By Josh Moon
Alabama Political Reporter
Alabama State University’s trustees will name Quinton Ross as the school’s new president at a board meeting on Friday afternoon.
This will not be a surprise to anyone even remotely close to the university. Sources close to the board told APR early in the search process that Ross would be the frontrunner for the job if he decided to apply for the position again.
Ross was the runner-up for the job in 2013, when a groundswell of support for Gwendolyn Boyd pushed her into the position. Ross, at the time, was too closely tied to the old ASU leadership – a group that was being publicly roasted over allegations of fraud and mismanagement.
Those allegations were bogus, it turns out. They were trumped up nonsense, pushed by the governor’s office and Republican leadership, with a big assist going to former ASU trustee Joe Reed.
That bit of history is important in order to understand what’s happening at ASU currently.
Because on Thursday, al.com published a story quoting two former trustees, Kimberly Rucker and James McNeil, who claim that Ross’s candidacy for president is a conflict of interest because, as a state senator, he also served on the committee that confirms nominated trustees.
This is the last ditch effort to prevent the selection of Ross.
It is, quite simply, pathetic.
But not at all unexpected, given the history of bickering that has plagued ASU over the years.
I have witnessed this pettiness firsthand through nearly two decades of covering this university’s inner workings. It has come from both sides of a feud between two basic parties: Joe Reed on one side; John Knight/Donald Watkins on the other.
If you doubt the destructiveness and pettiness of this feud, allow me to convince you.
In the early 2000s, after school officials fired a football coach that Reed liked, he and others apparently concocted a scheme to rid the university of the replacement coach. That scheme included manufacturing NCAA rules violations against the coach and ASU in order to create cause to fire him.
A few years later, to prove this isn’t a one-way street, anti-Reed trustees at the school voted to remove Reed’s name from the school’s basketball arena.

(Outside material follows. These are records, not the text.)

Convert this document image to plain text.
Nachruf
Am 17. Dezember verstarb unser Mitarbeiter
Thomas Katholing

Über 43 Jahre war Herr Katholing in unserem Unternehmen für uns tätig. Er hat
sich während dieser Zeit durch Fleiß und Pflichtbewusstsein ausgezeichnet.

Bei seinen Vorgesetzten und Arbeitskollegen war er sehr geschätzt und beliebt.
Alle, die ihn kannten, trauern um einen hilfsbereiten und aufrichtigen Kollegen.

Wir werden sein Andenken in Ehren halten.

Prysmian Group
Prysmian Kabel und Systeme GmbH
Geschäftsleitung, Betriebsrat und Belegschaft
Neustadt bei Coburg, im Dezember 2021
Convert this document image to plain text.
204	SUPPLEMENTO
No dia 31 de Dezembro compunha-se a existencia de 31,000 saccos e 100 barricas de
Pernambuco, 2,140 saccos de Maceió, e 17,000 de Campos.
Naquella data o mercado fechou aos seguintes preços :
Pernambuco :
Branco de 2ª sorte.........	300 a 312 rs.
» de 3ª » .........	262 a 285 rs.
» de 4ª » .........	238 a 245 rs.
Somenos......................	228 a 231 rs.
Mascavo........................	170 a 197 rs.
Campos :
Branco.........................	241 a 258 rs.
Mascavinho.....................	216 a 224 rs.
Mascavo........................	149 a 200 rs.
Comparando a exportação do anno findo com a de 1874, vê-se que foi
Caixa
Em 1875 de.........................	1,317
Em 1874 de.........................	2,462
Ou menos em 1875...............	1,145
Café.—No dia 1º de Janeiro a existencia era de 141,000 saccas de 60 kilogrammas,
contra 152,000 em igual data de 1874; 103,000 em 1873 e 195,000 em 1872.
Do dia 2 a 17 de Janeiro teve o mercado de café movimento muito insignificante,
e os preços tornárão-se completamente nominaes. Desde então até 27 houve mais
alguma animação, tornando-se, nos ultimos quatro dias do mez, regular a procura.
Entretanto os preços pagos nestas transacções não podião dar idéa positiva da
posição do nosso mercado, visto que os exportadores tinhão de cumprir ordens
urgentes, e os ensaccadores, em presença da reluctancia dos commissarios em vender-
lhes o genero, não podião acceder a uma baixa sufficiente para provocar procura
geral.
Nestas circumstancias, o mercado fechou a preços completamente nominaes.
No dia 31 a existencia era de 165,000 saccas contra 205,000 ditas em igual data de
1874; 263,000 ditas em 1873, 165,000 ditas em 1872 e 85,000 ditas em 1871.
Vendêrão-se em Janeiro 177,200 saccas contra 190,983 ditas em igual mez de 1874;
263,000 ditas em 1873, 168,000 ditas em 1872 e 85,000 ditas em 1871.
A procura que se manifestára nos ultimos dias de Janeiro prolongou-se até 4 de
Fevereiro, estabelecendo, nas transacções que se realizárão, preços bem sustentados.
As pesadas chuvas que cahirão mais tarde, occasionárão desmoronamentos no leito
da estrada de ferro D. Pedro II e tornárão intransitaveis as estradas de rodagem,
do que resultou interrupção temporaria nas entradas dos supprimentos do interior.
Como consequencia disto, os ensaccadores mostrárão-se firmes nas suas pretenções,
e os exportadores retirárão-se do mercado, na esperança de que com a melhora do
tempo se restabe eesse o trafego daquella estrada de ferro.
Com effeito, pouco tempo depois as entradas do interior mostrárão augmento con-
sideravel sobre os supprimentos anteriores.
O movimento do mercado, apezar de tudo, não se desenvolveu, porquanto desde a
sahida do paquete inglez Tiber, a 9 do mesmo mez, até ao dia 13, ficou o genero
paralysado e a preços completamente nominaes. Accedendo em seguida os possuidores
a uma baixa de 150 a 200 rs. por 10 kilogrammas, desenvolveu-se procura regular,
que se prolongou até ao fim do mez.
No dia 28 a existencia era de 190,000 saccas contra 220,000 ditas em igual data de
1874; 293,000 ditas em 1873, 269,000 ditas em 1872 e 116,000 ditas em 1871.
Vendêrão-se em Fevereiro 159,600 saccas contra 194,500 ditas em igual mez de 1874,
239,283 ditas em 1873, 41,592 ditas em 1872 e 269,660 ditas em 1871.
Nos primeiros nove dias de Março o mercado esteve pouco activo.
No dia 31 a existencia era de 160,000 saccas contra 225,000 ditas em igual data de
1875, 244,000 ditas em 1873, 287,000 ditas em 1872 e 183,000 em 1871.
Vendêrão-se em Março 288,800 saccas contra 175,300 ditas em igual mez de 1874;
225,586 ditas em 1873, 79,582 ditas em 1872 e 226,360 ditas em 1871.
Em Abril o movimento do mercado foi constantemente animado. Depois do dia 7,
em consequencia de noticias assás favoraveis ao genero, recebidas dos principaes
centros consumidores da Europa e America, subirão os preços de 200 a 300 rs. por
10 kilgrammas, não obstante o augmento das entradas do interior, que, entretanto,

Before the trustee meeting was over, school maintenance workers had removed “Joe L. Reed” from the school’s Acadome.
It has gone on like this ever since.
When former president Joseph Silver, as he was being pushed out, claimed he had uncovered improper contracts at ASU, there was Reed at Gov. Robert Bentley’s office making sure to push the narrative of corruption.
During this current ordeal alone, Reed has threatened lawsuits, played a role in Boyd obtaining attorney Fred Gray to represent her during her termination hearing, wrote a letter to ASU’s accrediting agency over her firing and wrote another letter over Ross’s potential hire.
There is, not surprisingly, a lawsuit floating around over the selection of Ross, and it will probably be filed in the near future.
It will be a waste of time and money. Taxpayer money.
Because there is nothing wrong with the selection of Ross. There was a committee. That committee established the parameters of the search process. It selected its finalists. It will make a recommendation and the board will choose the president.
A few months ago, Auburn University trustees selected a president basically in the dead of night. They flew the guy in to give him the job before anyone – the media, alumni, faculty – even learned of the possible candidates or finalists. And the guy they picked had recently been under investigation for financial misdeeds.
No one is suing Auburn.
And stop it with the conflict of interest stuff. Prior to 2015, every trustee was nominated by the governor and confirmed by the Senate confirmation committee – a 14-member group comprised of 11 Republicans and three Democrats.
Over the last two years, the nominees have been made by a nominating committee comprised of a trustee, the faculty senate chairman, the SGA president, the alumni president, a local businessman, a county representative and a community member.
You know what? If Quinton Ross can manipulate all of those people in order to get a board that will fire a president and select him, he should be your president.
Honestly, I just don’t get the outrage over Ross.
He’s a three-time graduate of ASU and he clearly loves the place. He has a ton of business and political connections around the state, which should aid in drawing in donors and getting funding from the state.
It also doesn’t hurt that he’s got support from the other side of the aisle. Troy University president Jack Hawkins wrote a letter of support, as did the Republican chairs of the House and Senate education budget committees in the state.
No one is saying he’d make the best president ever, but stop acting as if they’re trying to name John Knight’s barber as president. Ross is a smart, decent guy who cares about ASU and wants to see it succeed. That he’s a finalist, again, isn’t some travesty.
That the same old pettiness remains – that’s the travesty.